Some have suggested that a bailout be conditioned upon replacing the Big Three’s current management with teams more responsible and accountable. While I ordinarily think that government should not get involved in the daily operations of companies, these are not ordinary times. Perhaps this idea merits further consideration. A Detroit outsider might be capable of fostering a new era for the industry. Someone who understands the urgent need to produce cars that are energy-conserving, environmentally-responsible, and still safe to drive. Someone who could build a new partnership with the unions to obtain the concessions necessary to trim labor costs, and one who would not demand a fat salary himself. Someone who could connect with potential buyers in a reassuring way. A true consumer advocate.

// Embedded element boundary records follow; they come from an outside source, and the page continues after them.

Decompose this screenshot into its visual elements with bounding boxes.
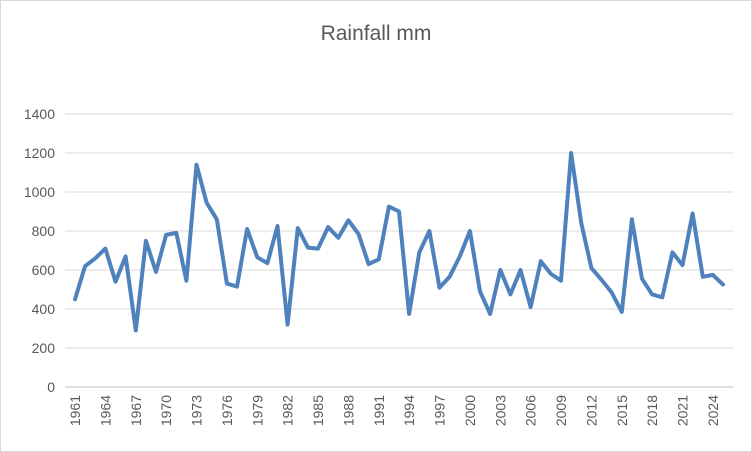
y-tick-label: 600 — [32, 262, 56, 278]
x-tick-label: 1973 — [189, 395, 205, 426]
x-tick-label: 2018 — [644, 395, 660, 426]
x-tick-label: 2021 — [675, 395, 691, 426]
x-tick-label: 1967 — [128, 395, 144, 426]
x-tick-label: 1979 — [249, 395, 265, 426]
x-tick-label: 1994 — [401, 395, 417, 426]
x-tick-label: 1961 — [67, 395, 83, 426]
y-tick-label: 400 — [32, 301, 56, 317]
x-tick-label: 2009 — [553, 395, 569, 426]
x-tick-label: 2024 — [705, 395, 721, 426]
x-tick-label: 2015 — [614, 395, 630, 426]
y-tick-label: 800 — [32, 223, 56, 239]
x-tick-label: 1970 — [158, 395, 174, 426]
x-tick-label: 1982 — [280, 395, 296, 426]
x-tick-label: 2012 — [583, 395, 599, 426]
y-tick-label: 1000 — [24, 184, 55, 200]
x-tick-label: 1988 — [340, 395, 356, 426]
y-tick-label: 0 — [47, 379, 55, 395]
x-tick-label: 2006 — [523, 395, 539, 426]
y-tick-label: 1400 — [24, 106, 55, 122]
x-tick-label: 1976 — [219, 395, 235, 426]
x-tick-label: 1997 — [432, 395, 448, 426]
x-tick-label: 1991 — [371, 395, 387, 426]
y-tick-label: 200 — [32, 340, 56, 356]
x-tick-label: 2003 — [492, 395, 508, 426]
series-line-rainfall — [73, 151, 725, 333]
chart-title: Rainfall mm — [320, 22, 432, 45]
x-tick-label: 1964 — [97, 395, 113, 426]
x-tick-label: 1985 — [310, 395, 326, 426]
y-tick-label: 1200 — [24, 145, 55, 161]
x-tick-label: 2000 — [462, 395, 478, 426]
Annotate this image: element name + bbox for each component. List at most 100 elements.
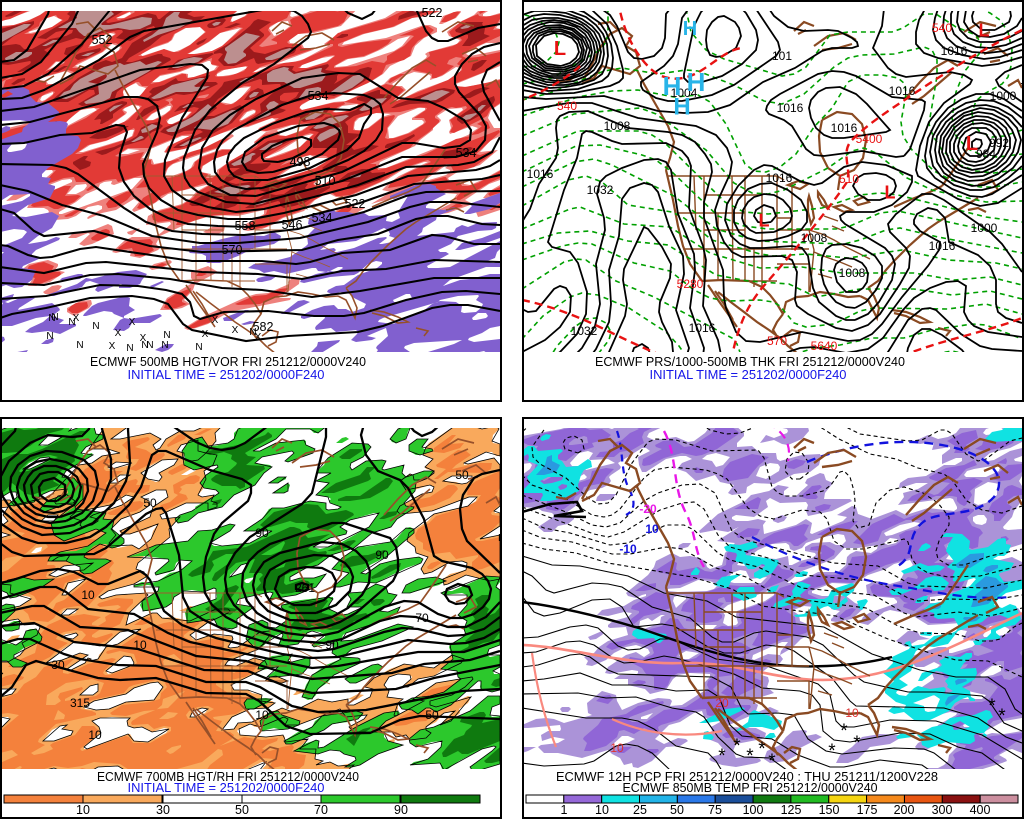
svg-text:90: 90 — [394, 803, 408, 817]
svg-text:*: * — [758, 739, 766, 760]
svg-text:N: N — [249, 327, 256, 338]
svg-text:L: L — [979, 20, 990, 40]
svg-text:150: 150 — [819, 803, 840, 817]
svg-text:1004: 1004 — [671, 86, 698, 100]
svg-text:-10: -10 — [619, 542, 637, 556]
svg-text:N: N — [161, 340, 168, 351]
svg-text:10: 10 — [610, 741, 624, 755]
svg-text:10: 10 — [81, 588, 95, 602]
svg-text:ECMWF PRS/1000-500MB THK FRI 2: ECMWF PRS/1000-500MB THK FRI 251212/0000… — [595, 355, 905, 369]
svg-text:L: L — [885, 182, 896, 202]
svg-text:N: N — [126, 343, 133, 354]
svg-text:70: 70 — [314, 803, 328, 817]
svg-text:70: 70 — [415, 611, 429, 625]
svg-text:50: 50 — [455, 468, 469, 482]
svg-text:570: 570 — [222, 243, 243, 257]
svg-text:540: 540 — [932, 21, 952, 35]
svg-text:992: 992 — [989, 136, 1009, 150]
svg-text:H: H — [673, 93, 690, 120]
svg-text:*: * — [746, 746, 754, 767]
svg-text:X: X — [109, 341, 116, 352]
svg-text:570: 570 — [767, 334, 787, 348]
svg-text:1032: 1032 — [571, 324, 598, 338]
svg-text:510: 510 — [839, 172, 859, 186]
svg-text:498: 498 — [290, 155, 311, 169]
svg-text:1000: 1000 — [971, 221, 998, 235]
svg-text:L: L — [759, 210, 770, 230]
svg-text:1008: 1008 — [801, 231, 828, 245]
svg-text:H: H — [687, 67, 706, 97]
svg-text:H: H — [663, 71, 682, 101]
svg-text:INITIAL TIME = 251202/0000F240: INITIAL TIME = 251202/0000F240 — [128, 781, 325, 795]
svg-text:540: 540 — [557, 99, 577, 113]
svg-text:1016: 1016 — [527, 167, 554, 181]
svg-text:N: N — [141, 340, 148, 351]
svg-text:1016: 1016 — [941, 44, 968, 58]
svg-text:N: N — [146, 340, 153, 351]
svg-text:400: 400 — [970, 803, 991, 817]
svg-text:10: 10 — [76, 803, 90, 817]
svg-text:50: 50 — [235, 803, 249, 817]
svg-text:75: 75 — [708, 803, 722, 817]
svg-text:*: * — [828, 741, 836, 762]
svg-text:125: 125 — [781, 803, 802, 817]
svg-text:INITIAL TIME = 251202/0000F240: INITIAL TIME = 251202/0000F240 — [650, 368, 847, 382]
svg-text:30: 30 — [156, 803, 170, 817]
svg-text:25: 25 — [633, 803, 647, 817]
svg-text:30: 30 — [51, 658, 65, 672]
svg-text:*: * — [840, 721, 848, 742]
svg-text:1016: 1016 — [689, 321, 716, 335]
svg-text:1016: 1016 — [831, 121, 858, 135]
svg-text:522: 522 — [345, 197, 366, 211]
svg-text:L: L — [554, 38, 566, 60]
svg-text:90: 90 — [255, 526, 269, 540]
svg-text:N: N — [195, 342, 202, 353]
svg-text:ECMWF 12H PCP FRI 251212/0000V: ECMWF 12H PCP FRI 251212/0000V240 : THU … — [556, 770, 938, 784]
svg-text:552: 552 — [92, 33, 113, 47]
svg-text:90: 90 — [375, 548, 389, 562]
svg-text:1032: 1032 — [587, 183, 614, 197]
svg-text:984: 984 — [976, 147, 996, 161]
svg-text:1008: 1008 — [839, 266, 866, 280]
svg-text:X: X — [129, 317, 136, 328]
svg-text:1000: 1000 — [990, 89, 1017, 103]
svg-text:1016: 1016 — [929, 239, 956, 253]
svg-text:ECMWF 500MB HGT/VOR FRI 251212: ECMWF 500MB HGT/VOR FRI 251212/0000V240 — [90, 355, 366, 369]
svg-text:1008: 1008 — [604, 119, 631, 133]
svg-text:200: 200 — [894, 803, 915, 817]
svg-text:*: * — [768, 751, 776, 772]
svg-text:546: 546 — [282, 218, 303, 232]
svg-text:*: * — [853, 733, 861, 754]
svg-text:X: X — [232, 325, 239, 336]
svg-text:*: * — [988, 696, 996, 717]
svg-text:50: 50 — [143, 496, 157, 510]
svg-text:534: 534 — [456, 146, 477, 160]
svg-text:H: H — [683, 18, 697, 40]
svg-text:L: L — [966, 133, 978, 155]
svg-text:300: 300 — [932, 803, 953, 817]
svg-text:558: 558 — [235, 219, 256, 233]
svg-text:*: * — [733, 736, 741, 757]
svg-text:315: 315 — [70, 696, 90, 710]
svg-text:ECMWF 700MB HGT/RH FRI 251212/: ECMWF 700MB HGT/RH FRI 251212/0000V240 — [97, 770, 359, 784]
svg-text:534: 534 — [308, 89, 329, 103]
svg-text:510: 510 — [315, 174, 336, 188]
svg-text:50: 50 — [670, 803, 684, 817]
svg-text:N: N — [92, 321, 99, 332]
svg-text:5280: 5280 — [677, 277, 704, 291]
svg-text:5640: 5640 — [811, 339, 838, 353]
svg-text:-20: -20 — [639, 502, 657, 516]
svg-text:N: N — [48, 313, 55, 324]
svg-text:1: 1 — [561, 803, 568, 817]
svg-text:*: * — [718, 746, 726, 767]
svg-text:X: X — [73, 313, 80, 324]
svg-text:X: X — [255, 332, 262, 343]
svg-text:N: N — [68, 317, 75, 328]
svg-text:X: X — [140, 333, 147, 344]
svg-text:INITIAL TIME = 251202/0000F240: INITIAL TIME = 251202/0000F240 — [128, 368, 325, 382]
svg-text:10: 10 — [255, 708, 269, 722]
svg-text:X: X — [212, 315, 219, 326]
svg-text:90: 90 — [325, 638, 339, 652]
svg-text:101: 101 — [772, 49, 792, 63]
svg-text:50: 50 — [425, 708, 439, 722]
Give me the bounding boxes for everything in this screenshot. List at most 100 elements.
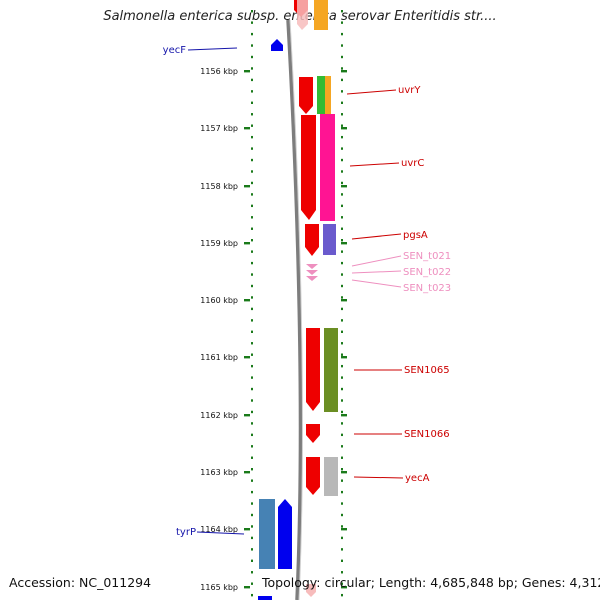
gene-arrow-uvrC[interactable] bbox=[301, 115, 316, 220]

So who would that be? I can think of one person who could restore my faith in U.S automakers. One person I would trust not to squander billions in bailout money. One person who successfully challenged the Big Three to make major safety improvements, including seat belts in the ‘60s and air bags in the ‘90s. One person who has pushed for reform in numerous environmental and consumer causes. Ralph Nader.

And why not? He has all of the qualifications listed above, plus he’s available and it would be a huge opportunity for him to make a lasting difference. Another presidential run seems unlikely. (He would be 78 years old in 2012.) But he’s still got a few years left, long enough to forever change the culture of Detroit, and it would be a chance for him to prove himself, to “put up or shut up” so to speak.

So if we’re going to save American jobs by giving GM a massive loan and replacing its executives anyway, let’s make it conditional on Ralph Nader taking over the top job. Then I could be persuaded to buy a snazzy new Chevy Volt hybrid when it rolls off the assembly line in 2010; otherwise, I’ll be buying a Prius instead.